MONÓLOGO EM LÁ MENOR
Acendo um cigarro. Olho a rua deserta. Esboço um sorriso para mim. Uma gargalhada ecoa neste espaço onde me encontro.
A noite tem destas coisas. Todos temos a nossa noite, e decidi que esta será mais uma das minhas já muitas noites. Por isso, de janela e porta da rua aberta, vou dedilhando o teclado sem me aperceber do escrito, ou, se calhar, não lendo, porque o sorriso não vai embora, nem eu quero que ele vá. Afinal, nada como sorrir, gargalhar, e ter a noite como amante.
Mentalmente desenho, em tom amarelado, (por acaso côr do tafetá por mim utilizado num pseudo cenário, coreografia para actores e público imaginários, que me deliciam com a sua actuação, tendo a vantagem de não me cobrarem caché, nem tão pouco me obrigarem, á emissão de cheques carecas, passatempo a que me dedico com esmero, pois só assim o Ministro da Economia irá equilibrar o déficete orçamental, já que o outro nunca mais se endireita.), um lindo malmequer onde, além das abelhas se irem deleitar em sofrego sugar de nectar, também me irei deliciar arrancando meigamente folha por folha, contando... Bem me quer...(isto não pode ser lido por alguém ao serviço da Quercus), nem tal comportamento terei, dado ser só mentalmente o efectuar tal contagem. Lá dentro, num outro recanto, o barulho do pinga, pinga da torneira incomoda-me, pois não a consigo fechar. Ora como para grandes males grandes remédios, faço aqui uma pausa, e vou de imediato solucionar a questão, socorrendo duma ideia genial ora mesmo ocorrida. O que me incomoda? O barulho. Então a solução é simples, agarro numa esponja de dar banho ao Neco, (meu cão), coloco debaixo da torneira, e já não irá fazer barulho. Muito simples...

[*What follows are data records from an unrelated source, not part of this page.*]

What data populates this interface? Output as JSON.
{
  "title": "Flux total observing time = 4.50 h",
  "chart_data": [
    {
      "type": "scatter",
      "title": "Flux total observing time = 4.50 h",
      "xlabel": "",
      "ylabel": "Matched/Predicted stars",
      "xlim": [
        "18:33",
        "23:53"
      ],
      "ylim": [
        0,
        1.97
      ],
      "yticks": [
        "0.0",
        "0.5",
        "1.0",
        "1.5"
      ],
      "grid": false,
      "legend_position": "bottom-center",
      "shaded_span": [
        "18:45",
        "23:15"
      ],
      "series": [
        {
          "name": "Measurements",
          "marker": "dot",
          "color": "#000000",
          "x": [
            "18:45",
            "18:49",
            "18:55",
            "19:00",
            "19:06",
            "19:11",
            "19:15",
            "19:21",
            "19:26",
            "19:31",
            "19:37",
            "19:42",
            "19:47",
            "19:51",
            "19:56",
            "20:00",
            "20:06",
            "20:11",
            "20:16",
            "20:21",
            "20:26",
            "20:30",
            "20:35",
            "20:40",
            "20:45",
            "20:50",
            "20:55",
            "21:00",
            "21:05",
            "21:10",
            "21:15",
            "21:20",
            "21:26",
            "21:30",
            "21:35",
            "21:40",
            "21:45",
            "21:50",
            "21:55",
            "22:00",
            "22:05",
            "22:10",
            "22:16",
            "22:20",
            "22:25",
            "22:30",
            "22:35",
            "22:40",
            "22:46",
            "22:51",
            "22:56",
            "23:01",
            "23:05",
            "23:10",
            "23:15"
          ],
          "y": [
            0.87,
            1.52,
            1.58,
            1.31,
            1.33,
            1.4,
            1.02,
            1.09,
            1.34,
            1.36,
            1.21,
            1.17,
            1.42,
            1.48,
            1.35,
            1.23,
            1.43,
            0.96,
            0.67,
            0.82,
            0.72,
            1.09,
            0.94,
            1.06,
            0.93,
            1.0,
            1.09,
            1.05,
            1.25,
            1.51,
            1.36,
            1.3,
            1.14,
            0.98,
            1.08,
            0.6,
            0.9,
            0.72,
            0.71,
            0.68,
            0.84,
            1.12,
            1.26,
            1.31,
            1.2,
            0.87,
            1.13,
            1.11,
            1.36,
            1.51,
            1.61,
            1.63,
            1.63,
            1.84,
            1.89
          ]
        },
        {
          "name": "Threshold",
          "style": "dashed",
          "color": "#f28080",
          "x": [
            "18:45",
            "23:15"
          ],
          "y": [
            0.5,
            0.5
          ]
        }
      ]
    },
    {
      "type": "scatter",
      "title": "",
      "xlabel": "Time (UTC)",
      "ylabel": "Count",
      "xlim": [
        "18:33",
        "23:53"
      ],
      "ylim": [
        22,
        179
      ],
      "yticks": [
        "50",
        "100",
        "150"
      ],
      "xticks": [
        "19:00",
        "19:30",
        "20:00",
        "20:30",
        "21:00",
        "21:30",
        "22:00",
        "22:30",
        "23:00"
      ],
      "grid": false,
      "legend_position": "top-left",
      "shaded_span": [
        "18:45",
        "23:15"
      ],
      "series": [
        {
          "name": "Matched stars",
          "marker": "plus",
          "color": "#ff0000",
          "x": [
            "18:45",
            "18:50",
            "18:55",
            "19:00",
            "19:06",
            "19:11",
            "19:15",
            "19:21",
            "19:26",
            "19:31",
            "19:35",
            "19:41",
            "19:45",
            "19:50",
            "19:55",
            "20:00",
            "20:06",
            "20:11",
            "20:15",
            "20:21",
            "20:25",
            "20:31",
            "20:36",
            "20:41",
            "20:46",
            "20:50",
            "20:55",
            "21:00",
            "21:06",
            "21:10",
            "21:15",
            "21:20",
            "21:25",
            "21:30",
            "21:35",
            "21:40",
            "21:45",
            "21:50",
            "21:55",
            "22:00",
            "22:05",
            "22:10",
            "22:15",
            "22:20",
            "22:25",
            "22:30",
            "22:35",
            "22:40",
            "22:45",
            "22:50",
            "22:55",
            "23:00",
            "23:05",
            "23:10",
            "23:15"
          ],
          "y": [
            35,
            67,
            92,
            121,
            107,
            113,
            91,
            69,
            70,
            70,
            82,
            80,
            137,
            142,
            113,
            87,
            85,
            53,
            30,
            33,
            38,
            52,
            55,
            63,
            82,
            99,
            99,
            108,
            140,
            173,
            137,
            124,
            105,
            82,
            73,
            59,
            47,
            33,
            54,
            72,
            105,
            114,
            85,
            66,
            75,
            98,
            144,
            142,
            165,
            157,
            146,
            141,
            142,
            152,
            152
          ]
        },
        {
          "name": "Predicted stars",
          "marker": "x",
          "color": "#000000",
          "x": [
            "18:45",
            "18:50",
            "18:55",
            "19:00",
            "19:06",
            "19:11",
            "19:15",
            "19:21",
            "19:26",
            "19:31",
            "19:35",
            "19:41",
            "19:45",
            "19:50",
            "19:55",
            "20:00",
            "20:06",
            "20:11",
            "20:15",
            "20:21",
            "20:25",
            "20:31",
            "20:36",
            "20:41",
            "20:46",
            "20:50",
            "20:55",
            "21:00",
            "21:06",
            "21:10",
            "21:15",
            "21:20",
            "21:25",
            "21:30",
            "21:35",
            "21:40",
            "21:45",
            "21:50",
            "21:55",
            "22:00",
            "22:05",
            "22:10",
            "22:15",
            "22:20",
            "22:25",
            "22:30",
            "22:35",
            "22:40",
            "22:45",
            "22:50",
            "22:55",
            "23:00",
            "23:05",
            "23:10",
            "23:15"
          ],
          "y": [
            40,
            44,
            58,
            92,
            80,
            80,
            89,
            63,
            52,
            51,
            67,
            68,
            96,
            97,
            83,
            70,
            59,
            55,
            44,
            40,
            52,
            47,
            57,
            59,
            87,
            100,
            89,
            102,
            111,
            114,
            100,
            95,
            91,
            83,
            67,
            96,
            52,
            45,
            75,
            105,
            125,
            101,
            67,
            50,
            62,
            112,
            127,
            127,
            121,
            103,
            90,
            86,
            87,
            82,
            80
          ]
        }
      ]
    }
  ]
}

Pronto, assunto resolvido, agora sim, estou muito mais confortável, então já posso dialogar para com os meus botões. Não vou imitar o Malhadinhas nem coisa que o valha, sim, isto de imitações já me chega a dos chicolatis que como de marca Suissa, e modestamente fabricados para os lados de Oeiras, em elaboração caseira, como sempre é conveniente esclarecer no rótulo prateado, que os envolve, sob pena de ser considerado contrafacção, (isto faz-me recordar o meu nascimento, pois segundo dizem, na altura aminha mãe tinha ido ás compras ao Jumbo, e, o meu pai, ao ver-me disse... mas que contrafacção logo nesta altura do mês...), coitado do meu pai, (estou a sorrir para ti) tinha coisas muito boas, uma bicicleta pasteleira que era o orgulho lá da viela, um cinto de cabedal, que era a delicia das minhas costas, (não era bem nas costas, só um cadito mais abaixo), e, vejam só, o delirio da petizada ao ver como fácilmente aprendi a dançar o Twist em três tempos e quatro passos. Penso que por isso eu sempre disse sero meu destino a dança. E de facto foi. Danço até no arame quando vou pagar as contas da água (já não faz barulho), do telefone, da luz e algumas vezes do gáz que compro fiado na merceraria aqui do lado...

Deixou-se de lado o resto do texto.